What this research adds
Researchers colonized gut organ cultures with microbiota samples from untreated IBS patients who followed a diet low in fermentable carbohydrates. The microbiota from these people regulated the intestinal expression of genes involved in inflammation and intestinal integrity. The team also identified Bifidobacterium adolescentis as a diet-sensitive microbe that can disrupt the gut barrier function.
The findings suggest that the gut microbiota mediates the beneficial effects of a diet low in fermentable carbohydrates, and they support the feasibility of microbial-based treatments for IBS.
More than 1 in 10 people worldwide suffer from irritable bowel syndrome, or IBS — an inflammatory disorder of the gastrointestinal tract that causes stomach pain, wind, diarrhea and constipation. Now, researchers have found that a diet low in fermentable carbohydrates can alter the human microbiota in ways that influence the expression of genes involved in inflammation and intestinal integrity.
The findings, published in Cell Reports, support the feasibility of microbial-based treatments, such as fecal microbiota transplants or targeted modifications of the microbiota, for treating IBS.

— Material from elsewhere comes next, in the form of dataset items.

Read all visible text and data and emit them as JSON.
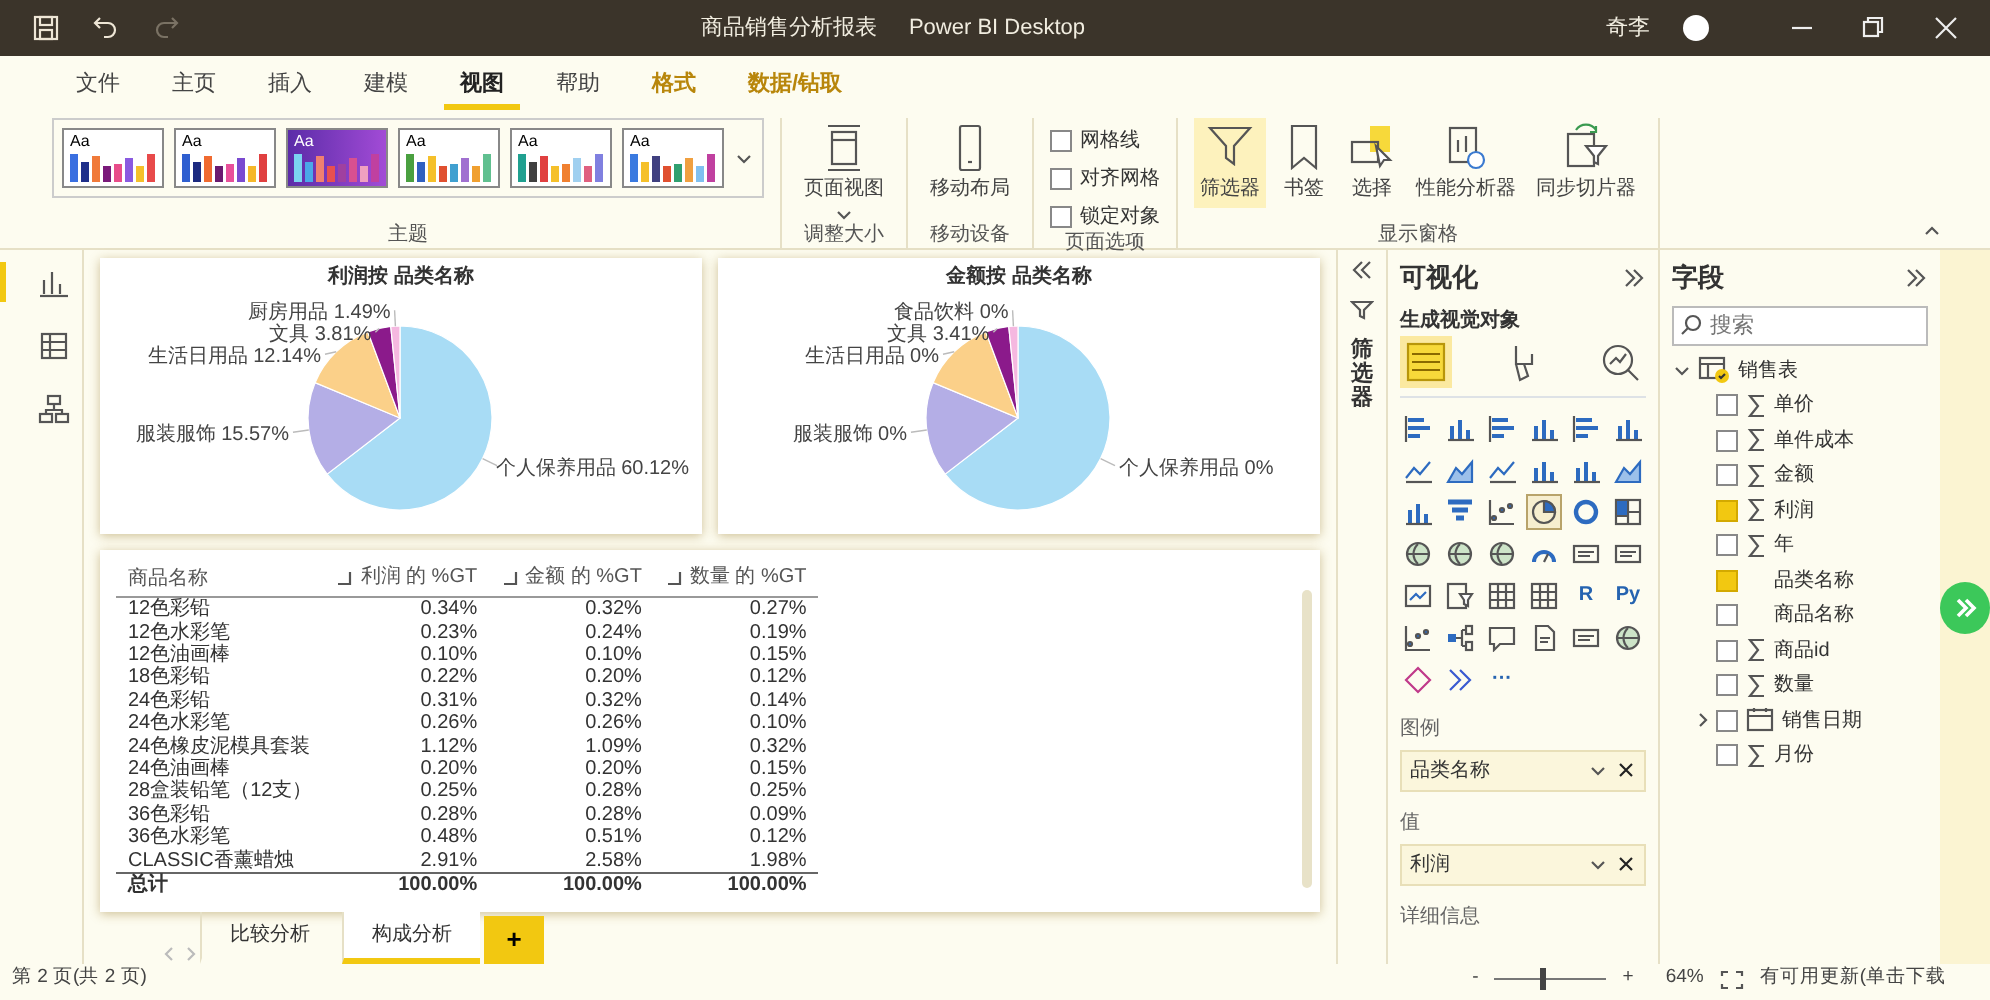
{
  "window": {
    "title": "商品销售分析报表",
    "app": "Power BI Desktop",
    "user": "奇李"
  },
  "quick_access": [
    {
      "kind": "save",
      "disabled": false
    },
    {
      "kind": "undo",
      "disabled": false
    },
    {
      "kind": "redo",
      "disabled": true
    }
  ],
  "menu_tabs": [
    {
      "label": "文件",
      "kind": "plain",
      "selected": false
    },
    {
      "label": "主页",
      "kind": "plain",
      "selected": false
    },
    {
      "label": "插入",
      "kind": "plain",
      "selected": false
    },
    {
      "label": "建模",
      "kind": "plain",
      "selected": false
    },
    {
      "label": "视图",
      "kind": "plain",
      "selected": true
    },
    {
      "label": "帮助",
      "kind": "plain",
      "selected": false
    },
    {
      "label": "格式",
      "kind": "context",
      "selected": false
    },
    {
      "label": "数据/钻取",
      "kind": "context",
      "selected": false
    }
  ],
  "ribbon": {
    "themes": {
      "label": "主题",
      "items": [
        {
          "sample": "Aa",
          "selected": false
        },
        {
          "sample": "Aa",
          "selected": false
        },
        {
          "sample": "Aa",
          "selected": true
        },
        {
          "sample": "Aa",
          "selected": false
        },
        {
          "sample": "Aa",
          "selected": false
        },
        {
          "sample": "Aa",
          "selected": false
        }
      ]
    },
    "resize": {
      "label": "调整大小",
      "button": "页面视图"
    },
    "mobile": {
      "label": "移动设备",
      "button": "移动布局"
    },
    "page_options": {
      "label": "页面选项",
      "options": [
        {
          "label": "网格线",
          "checked": false
        },
        {
          "label": "对齐网格",
          "checked": false
        },
        {
          "label": "锁定对象",
          "checked": false
        }
      ]
    },
    "panes": {
      "label": "显示窗格",
      "buttons": [
        {
          "label": "筛选器",
          "kind": "filter",
          "selected": true
        },
        {
          "label": "书签",
          "kind": "bookmark",
          "selected": false
        },
        {
          "label": "选择",
          "kind": "selection",
          "selected": false
        },
        {
          "label": "性能分析器",
          "kind": "performance",
          "selected": false
        },
        {
          "label": "同步切片器",
          "kind": "sync",
          "selected": false
        }
      ]
    }
  },
  "left_rail": [
    {
      "kind": "report",
      "selected": true
    },
    {
      "kind": "data",
      "selected": false
    },
    {
      "kind": "model",
      "selected": false
    }
  ],
  "visuals": [
    {
      "chart_data": {
        "type": "pie",
        "title": "利润按 品类名称",
        "categories": [
          "个人保养用品",
          "服装服饰",
          "生活日用品",
          "文具",
          "厨房用品"
        ],
        "values": [
          60.12,
          15.57,
          12.14,
          3.81,
          1.49
        ],
        "value_labels": [
          "60.12%",
          "15.57%",
          "12.14%",
          "3.81%",
          "1.49%"
        ]
      }
    },
    {
      "title": "金额按 品类名称",
      "slice_labels": [
        "食品饮料 0%",
        "文具 3.41%",
        "生活日用品 0%",
        "服装服饰 0%",
        "个人保养用品 0%"
      ]
    }
  ],
  "table": {
    "columns": [
      "商品名称",
      "利润 的 %GT",
      "金额 的 %GT",
      "数量 的 %GT"
    ],
    "rows": [
      [
        "12色彩铅",
        "0.34%",
        "0.32%",
        "0.27%"
      ],
      [
        "12色水彩笔",
        "0.23%",
        "0.24%",
        "0.19%"
      ],
      [
        "12色油画棒",
        "0.10%",
        "0.10%",
        "0.15%"
      ],
      [
        "18色彩铅",
        "0.22%",
        "0.20%",
        "0.12%"
      ],
      [
        "24色彩铅",
        "0.31%",
        "0.32%",
        "0.14%"
      ],
      [
        "24色水彩笔",
        "0.26%",
        "0.26%",
        "0.10%"
      ],
      [
        "24色橡皮泥模具套装",
        "1.12%",
        "1.09%",
        "0.32%"
      ],
      [
        "24色油画棒",
        "0.20%",
        "0.20%",
        "0.15%"
      ],
      [
        "28盒装铅笔（12支）",
        "0.25%",
        "0.28%",
        "0.25%"
      ],
      [
        "36色彩铅",
        "0.28%",
        "0.28%",
        "0.09%"
      ],
      [
        "36色水彩笔",
        "0.48%",
        "0.51%",
        "0.12%"
      ],
      [
        "CLASSIC香薰蜡烛",
        "2.91%",
        "2.58%",
        "1.98%"
      ]
    ],
    "total": [
      "总计",
      "100.00%",
      "100.00%",
      "100.00%"
    ]
  },
  "filters_pane": {
    "label": "筛选器"
  },
  "visualizations_pane": {
    "title": "可视化",
    "subtitle": "生成视觉对象",
    "tabs": [
      {
        "kind": "fields",
        "selected": true
      },
      {
        "kind": "format",
        "selected": false
      },
      {
        "kind": "analytics",
        "selected": false
      }
    ],
    "visual_types": [
      {
        "kind": "bar",
        "selected": false
      },
      {
        "kind": "column",
        "selected": false
      },
      {
        "kind": "bar",
        "selected": false
      },
      {
        "kind": "column",
        "selected": false
      },
      {
        "kind": "bar",
        "selected": false
      },
      {
        "kind": "column",
        "selected": false
      },
      {
        "kind": "line",
        "selected": false
      },
      {
        "kind": "area",
        "selected": false
      },
      {
        "kind": "line",
        "selected": false
      },
      {
        "kind": "column",
        "selected": false
      },
      {
        "kind": "column",
        "selected": false
      },
      {
        "kind": "area",
        "selected": false
      },
      {
        "kind": "column",
        "selected": false
      },
      {
        "kind": "funnel",
        "selected": false
      },
      {
        "kind": "scatter",
        "selected": false
      },
      {
        "kind": "pie",
        "selected": true
      },
      {
        "kind": "donut",
        "selected": false
      },
      {
        "kind": "treemap",
        "selected": false
      },
      {
        "kind": "map",
        "selected": false
      },
      {
        "kind": "map",
        "selected": false
      },
      {
        "kind": "map",
        "selected": false
      },
      {
        "kind": "gauge",
        "selected": false
      },
      {
        "kind": "card",
        "selected": false
      },
      {
        "kind": "card",
        "selected": false
      },
      {
        "kind": "kpi",
        "selected": false
      },
      {
        "kind": "slicer",
        "selected": false
      },
      {
        "kind": "table",
        "selected": false
      },
      {
        "kind": "table",
        "selected": false
      },
      {
        "kind": "script",
        "text": "R",
        "selected": false
      },
      {
        "kind": "script",
        "text": "Py",
        "selected": false
      },
      {
        "kind": "scatter",
        "selected": false
      },
      {
        "kind": "decomp",
        "selected": false
      },
      {
        "kind": "qa",
        "selected": false
      },
      {
        "kind": "text",
        "selected": false
      },
      {
        "kind": "card",
        "selected": false
      },
      {
        "kind": "map",
        "selected": false
      },
      {
        "kind": "apps",
        "selected": false
      },
      {
        "kind": "flow",
        "selected": false
      },
      {
        "kind": "more",
        "text": "···",
        "selected": false
      }
    ],
    "wells": [
      {
        "label": "图例",
        "field": "品类名称"
      },
      {
        "label": "值",
        "field": "利润"
      },
      {
        "label": "详细信息"
      }
    ]
  },
  "fields_pane": {
    "title": "字段",
    "placeholder": "搜索",
    "tables": [
      {
        "name": "销售表",
        "expanded": true,
        "checked": true,
        "fields": [
          {
            "name": "单价",
            "kind": "measure",
            "checked": false
          },
          {
            "name": "单件成本",
            "kind": "measure",
            "checked": false
          },
          {
            "name": "金额",
            "kind": "measure",
            "checked": false
          },
          {
            "name": "利润",
            "kind": "measure",
            "checked": true
          },
          {
            "name": "年",
            "kind": "measure",
            "checked": false
          },
          {
            "name": "品类名称",
            "kind": "plain",
            "checked": true
          },
          {
            "name": "商品名称",
            "kind": "plain",
            "checked": false
          },
          {
            "name": "商品id",
            "kind": "measure",
            "checked": false
          },
          {
            "name": "数量",
            "kind": "measure",
            "checked": false
          },
          {
            "name": "销售日期",
            "kind": "date",
            "checked": false,
            "expanded": false
          },
          {
            "name": "月份",
            "kind": "measure",
            "checked": false
          }
        ]
      }
    ]
  },
  "page_tabs": [
    {
      "label": "比较分析",
      "selected": false
    },
    {
      "label": "构成分析",
      "selected": true
    }
  ],
  "add_page": "+",
  "status_bar": {
    "page": "第 2 页(共 2 页)",
    "zoom_minus": "-",
    "zoom_plus": "+",
    "zoom_slider": {
      "level": 0.4
    },
    "zoom": "64%",
    "update": "有可用更新(单击下载"
  }
}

IBS has been associated with dietary habits and a ‘leaky’ gut — a condition that allows partially digested food, toxins and bacteria to penetrate the lining of the gut. But the exact cause of the disorder isn’t well understood.

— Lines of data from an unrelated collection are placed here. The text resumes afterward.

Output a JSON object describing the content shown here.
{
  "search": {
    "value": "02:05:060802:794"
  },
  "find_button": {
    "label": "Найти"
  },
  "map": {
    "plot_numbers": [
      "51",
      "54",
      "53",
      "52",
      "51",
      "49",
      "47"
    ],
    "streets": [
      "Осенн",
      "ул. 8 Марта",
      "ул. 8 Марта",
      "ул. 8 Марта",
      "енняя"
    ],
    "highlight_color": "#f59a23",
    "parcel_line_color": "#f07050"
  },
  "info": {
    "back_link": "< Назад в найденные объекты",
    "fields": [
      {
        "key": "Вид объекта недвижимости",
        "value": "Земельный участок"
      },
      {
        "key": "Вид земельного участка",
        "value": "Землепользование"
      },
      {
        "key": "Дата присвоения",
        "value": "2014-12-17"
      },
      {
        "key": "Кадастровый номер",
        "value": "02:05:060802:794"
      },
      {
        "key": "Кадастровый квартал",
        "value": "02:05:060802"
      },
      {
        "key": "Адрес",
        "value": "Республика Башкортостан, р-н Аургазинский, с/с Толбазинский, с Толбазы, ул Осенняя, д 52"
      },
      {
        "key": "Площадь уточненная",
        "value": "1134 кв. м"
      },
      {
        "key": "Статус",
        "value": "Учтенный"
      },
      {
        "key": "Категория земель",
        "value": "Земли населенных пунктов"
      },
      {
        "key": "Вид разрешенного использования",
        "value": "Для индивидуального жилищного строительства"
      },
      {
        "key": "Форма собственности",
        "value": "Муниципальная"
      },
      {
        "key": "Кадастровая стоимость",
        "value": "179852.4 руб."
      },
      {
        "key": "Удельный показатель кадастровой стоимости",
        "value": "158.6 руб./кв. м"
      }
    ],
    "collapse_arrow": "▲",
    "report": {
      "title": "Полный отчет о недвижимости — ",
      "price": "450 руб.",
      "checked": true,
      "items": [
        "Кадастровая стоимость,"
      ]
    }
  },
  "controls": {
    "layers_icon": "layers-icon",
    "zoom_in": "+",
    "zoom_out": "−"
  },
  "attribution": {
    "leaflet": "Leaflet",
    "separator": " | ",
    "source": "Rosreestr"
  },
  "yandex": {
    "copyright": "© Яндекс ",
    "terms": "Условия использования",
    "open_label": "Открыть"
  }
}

Nissan Yissachar at Bar-Ilan University and his colleagues used a gut organ culture system, which they had previously developed, to investigate how the colon responds to microbiota communities collected from people with IBS who followed a diet low in fermentable carbohydrates, also known as low-FODMAP diet.

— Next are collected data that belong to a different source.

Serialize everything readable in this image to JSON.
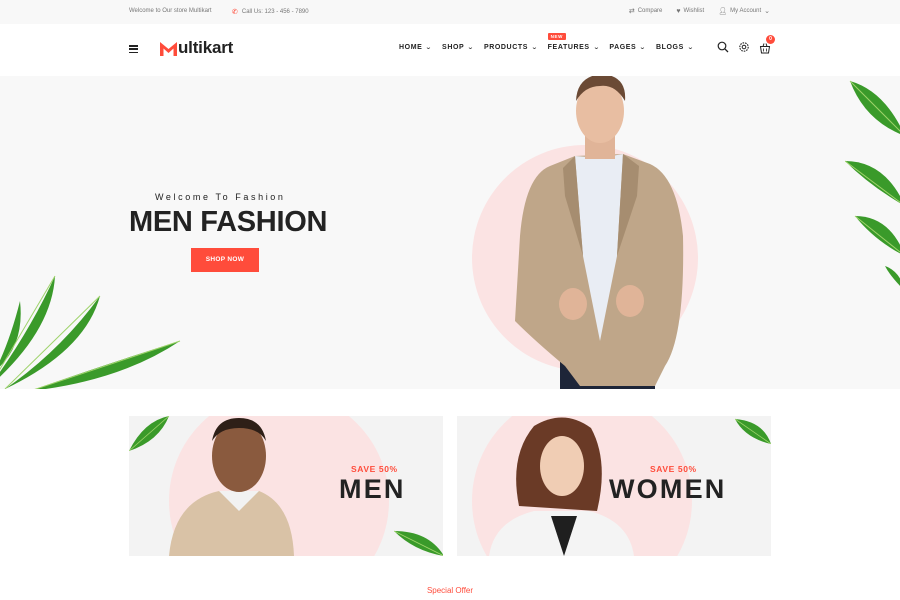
{
  "topbar": {
    "welcome": "Welcome to Our store Multikart",
    "phone": "Call Us: 123 - 456 - 7890",
    "compare": "Compare",
    "wishlist": "Wishlist",
    "account": "My Account"
  },
  "logo": {
    "text": "ultikart"
  },
  "nav": {
    "home": "HOME",
    "shop": "SHOP",
    "products": "PRODUCTS",
    "features": "FEATURES",
    "features_badge": "NEW",
    "pages": "PAGES",
    "blogs": "BLOGS"
  },
  "cart": {
    "count": "0"
  },
  "hero": {
    "subtitle": "Welcome To Fashion",
    "title": "MEN FASHION",
    "button": "SHOP NOW"
  },
  "banners": [
    {
      "save": "SAVE 50%",
      "label": "MEN"
    },
    {
      "save": "SAVE 50%",
      "label": "WOMEN"
    }
  ],
  "section": {
    "title": "Special Offer"
  },
  "colors": {
    "accent": "#ff4c3b",
    "pink": "#fbe3e3",
    "dark": "#222222"
  },
  "icons": [
    "phone-icon",
    "compare-icon",
    "heart-icon",
    "user-icon",
    "menu-icon",
    "search-icon",
    "settings-icon",
    "cart-icon"
  ]
}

Previous studies showed that a low-FODMAP diet can ease some symptoms of IBS. The researchers confirmed that most of the 10 IBS patients enrolled in the study benefited from the diet.
The team collected and analyzed stool samples from patients before and after they started the diet. After the diet, their microbiota showed increased levels of Acutalibacter timonesis and Oscillibacter species and decreased levels of several other bacteria, including Eubacterium ventriosum, Clostridium disporicum and Bifidobacterium adolescentis.
To determine whether diet-induced alterations of the microbiota composition influenced the expression of specific genes in the gut, the researchers infused gut organ cultures with stool samples collected from some of the study participants. The post-diet microbiota appeared to increase the intestinal expression of genes involved in intestinal integrity. In contrast, the pre-diet microbiota seemed to increase the expression of genes implicated in inflammation.
Next, the team set out to assess whether microbiota-induced alterations in gene expression were linked to specific microbes. Out of 146 bacterial species identified in patient samples, 10 were associated with the expression of 113 host genes.
Among those, Bifidobacterium adolescentis was positively correlated with the expression of several genes involved in inflammation and the maintenance of the structural integrity of the gut lining.
When grown together with gut epithelial cells, B. adolescentis disrupted the continuous barrier between the cells. It also reduced the gut barrier function and increased gut permeability in mice. A low-FODMAP diet reduced the abundance of B. adolescentis in the gut, the researchers found.
“Our data support the hypothesis that the gut microbiota mediates the beneficial effects of low-FODMAP diet,” the authors say.